Authors
Jarrett Yeo Shan Wei and Yeo Chai Kiat, Nanyang Technological University, Singapore
Abstract
The potential of machine learning has sustained the interest of both academia and industry in stock market prediction over the past decade. This paper aims to integrate modern techniques such as Gradient Boosting Machines (GBMs) into a novel ensemble called CalixBoost which is a resource-efficient and accurate stock index predictor. Data comprising macro-economic metrics and technical financial indicators, as well as sentiment analysis of social media using a simple and fast but effective rule-based model are used in this paper. Other techniques include model tuning with Bayesian Optimization, temporal consistency analysis for invariant feature selection over random trial-and-error, feature importance and inter-feature relationships analysis using a unified game theory approach using Shapley values.

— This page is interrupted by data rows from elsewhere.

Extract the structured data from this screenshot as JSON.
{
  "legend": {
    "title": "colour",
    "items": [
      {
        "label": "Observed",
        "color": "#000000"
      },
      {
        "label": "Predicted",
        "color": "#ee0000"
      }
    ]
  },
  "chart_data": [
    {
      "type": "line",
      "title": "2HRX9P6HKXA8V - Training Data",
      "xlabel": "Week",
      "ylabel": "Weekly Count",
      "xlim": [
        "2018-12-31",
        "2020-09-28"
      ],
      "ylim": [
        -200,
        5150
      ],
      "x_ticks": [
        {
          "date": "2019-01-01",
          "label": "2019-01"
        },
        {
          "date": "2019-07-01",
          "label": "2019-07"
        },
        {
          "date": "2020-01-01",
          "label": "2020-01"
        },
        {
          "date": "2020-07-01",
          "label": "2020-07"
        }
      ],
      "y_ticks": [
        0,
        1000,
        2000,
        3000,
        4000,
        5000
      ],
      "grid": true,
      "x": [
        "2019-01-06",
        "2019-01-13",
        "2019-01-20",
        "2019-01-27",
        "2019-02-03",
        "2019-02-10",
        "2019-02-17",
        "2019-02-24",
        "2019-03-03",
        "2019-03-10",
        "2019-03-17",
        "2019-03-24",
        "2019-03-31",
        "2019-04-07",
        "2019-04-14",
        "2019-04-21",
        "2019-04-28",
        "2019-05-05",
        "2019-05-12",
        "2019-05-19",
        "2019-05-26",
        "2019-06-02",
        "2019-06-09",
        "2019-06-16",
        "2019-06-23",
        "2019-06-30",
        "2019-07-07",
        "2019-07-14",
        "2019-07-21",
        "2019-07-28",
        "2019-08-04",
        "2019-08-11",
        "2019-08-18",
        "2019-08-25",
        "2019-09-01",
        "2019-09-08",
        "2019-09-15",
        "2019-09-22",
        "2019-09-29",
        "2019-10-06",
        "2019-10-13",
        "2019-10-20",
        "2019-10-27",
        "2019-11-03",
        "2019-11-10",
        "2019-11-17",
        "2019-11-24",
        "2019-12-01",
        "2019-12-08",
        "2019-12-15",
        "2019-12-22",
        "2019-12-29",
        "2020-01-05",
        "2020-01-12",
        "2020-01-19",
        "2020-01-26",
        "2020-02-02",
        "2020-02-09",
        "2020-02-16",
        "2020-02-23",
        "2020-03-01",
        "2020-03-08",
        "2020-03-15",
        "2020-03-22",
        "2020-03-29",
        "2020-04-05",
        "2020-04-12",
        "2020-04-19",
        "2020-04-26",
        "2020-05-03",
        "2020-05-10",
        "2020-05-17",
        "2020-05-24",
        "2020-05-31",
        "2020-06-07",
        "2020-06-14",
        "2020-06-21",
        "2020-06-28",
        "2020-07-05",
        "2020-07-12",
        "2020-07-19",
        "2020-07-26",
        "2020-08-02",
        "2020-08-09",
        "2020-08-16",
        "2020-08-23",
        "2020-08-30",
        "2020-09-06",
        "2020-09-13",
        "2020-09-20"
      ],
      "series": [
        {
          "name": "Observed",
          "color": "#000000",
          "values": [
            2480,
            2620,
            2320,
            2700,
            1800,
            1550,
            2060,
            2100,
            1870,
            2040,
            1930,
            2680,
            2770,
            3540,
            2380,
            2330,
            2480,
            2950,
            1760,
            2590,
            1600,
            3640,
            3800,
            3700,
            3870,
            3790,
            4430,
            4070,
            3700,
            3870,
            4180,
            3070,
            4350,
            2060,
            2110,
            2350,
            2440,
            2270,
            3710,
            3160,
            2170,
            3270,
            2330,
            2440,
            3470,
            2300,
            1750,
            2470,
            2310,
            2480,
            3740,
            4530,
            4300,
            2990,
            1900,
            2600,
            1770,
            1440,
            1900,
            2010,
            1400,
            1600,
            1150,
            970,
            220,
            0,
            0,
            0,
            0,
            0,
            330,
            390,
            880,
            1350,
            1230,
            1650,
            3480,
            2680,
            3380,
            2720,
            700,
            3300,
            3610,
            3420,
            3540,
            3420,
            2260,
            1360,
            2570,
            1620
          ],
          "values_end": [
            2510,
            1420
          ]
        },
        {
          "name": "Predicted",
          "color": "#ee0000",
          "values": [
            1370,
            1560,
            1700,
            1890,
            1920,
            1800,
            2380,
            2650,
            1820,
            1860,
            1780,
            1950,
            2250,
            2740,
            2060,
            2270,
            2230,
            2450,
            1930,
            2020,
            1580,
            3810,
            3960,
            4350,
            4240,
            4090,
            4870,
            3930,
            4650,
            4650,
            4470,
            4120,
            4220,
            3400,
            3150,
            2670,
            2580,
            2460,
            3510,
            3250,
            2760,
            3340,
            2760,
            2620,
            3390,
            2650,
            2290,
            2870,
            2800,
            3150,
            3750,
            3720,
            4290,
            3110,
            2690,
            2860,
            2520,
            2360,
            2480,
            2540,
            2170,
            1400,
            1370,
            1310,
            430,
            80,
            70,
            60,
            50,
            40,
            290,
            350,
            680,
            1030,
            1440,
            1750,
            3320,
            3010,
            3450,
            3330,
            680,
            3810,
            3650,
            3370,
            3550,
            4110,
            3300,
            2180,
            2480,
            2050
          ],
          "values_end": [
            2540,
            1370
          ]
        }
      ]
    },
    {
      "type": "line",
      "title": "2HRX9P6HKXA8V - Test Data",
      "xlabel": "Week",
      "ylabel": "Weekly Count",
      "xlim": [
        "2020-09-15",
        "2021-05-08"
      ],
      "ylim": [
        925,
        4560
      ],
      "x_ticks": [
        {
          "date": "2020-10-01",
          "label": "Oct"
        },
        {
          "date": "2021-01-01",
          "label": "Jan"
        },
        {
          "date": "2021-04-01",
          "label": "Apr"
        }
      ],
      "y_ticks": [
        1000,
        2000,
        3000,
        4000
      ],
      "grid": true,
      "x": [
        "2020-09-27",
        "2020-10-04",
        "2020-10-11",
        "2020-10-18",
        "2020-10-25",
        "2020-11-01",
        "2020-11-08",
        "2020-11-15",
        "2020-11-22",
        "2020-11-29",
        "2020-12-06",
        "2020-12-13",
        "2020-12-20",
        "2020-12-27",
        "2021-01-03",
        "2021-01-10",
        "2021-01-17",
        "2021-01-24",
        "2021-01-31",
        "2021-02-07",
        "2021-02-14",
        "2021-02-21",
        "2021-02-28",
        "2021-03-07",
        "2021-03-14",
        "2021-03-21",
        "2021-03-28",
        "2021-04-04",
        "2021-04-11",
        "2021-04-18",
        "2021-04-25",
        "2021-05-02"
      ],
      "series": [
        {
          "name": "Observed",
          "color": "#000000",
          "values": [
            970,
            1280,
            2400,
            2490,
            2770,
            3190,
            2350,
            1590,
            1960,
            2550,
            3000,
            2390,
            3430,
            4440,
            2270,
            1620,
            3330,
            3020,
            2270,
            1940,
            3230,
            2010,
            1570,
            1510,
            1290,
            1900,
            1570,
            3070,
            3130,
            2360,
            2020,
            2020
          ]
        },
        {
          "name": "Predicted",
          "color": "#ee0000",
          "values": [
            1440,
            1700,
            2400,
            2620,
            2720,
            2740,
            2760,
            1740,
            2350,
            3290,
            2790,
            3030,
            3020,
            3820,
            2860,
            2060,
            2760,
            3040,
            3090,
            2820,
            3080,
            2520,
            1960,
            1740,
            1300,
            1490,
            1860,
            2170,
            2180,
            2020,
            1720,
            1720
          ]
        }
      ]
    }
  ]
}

Lastly, the model will be evaluated using a novel holdout method, viz. on two separate test datasets whose datapoints are collected under (i) normal economic activity and (ii) during a black swan (financial downturn). The experimental results show that our model outperforms previous methods and can achieve a good prediction performance with 84.88% accuracy, 0.0956 RMSE, 0.0573 MAE and 4.19% MAPE.
Keywords
Gradient Boosting Machines, Time Series Prediction, Game Theory, Ensemble, Bayesian Optimization.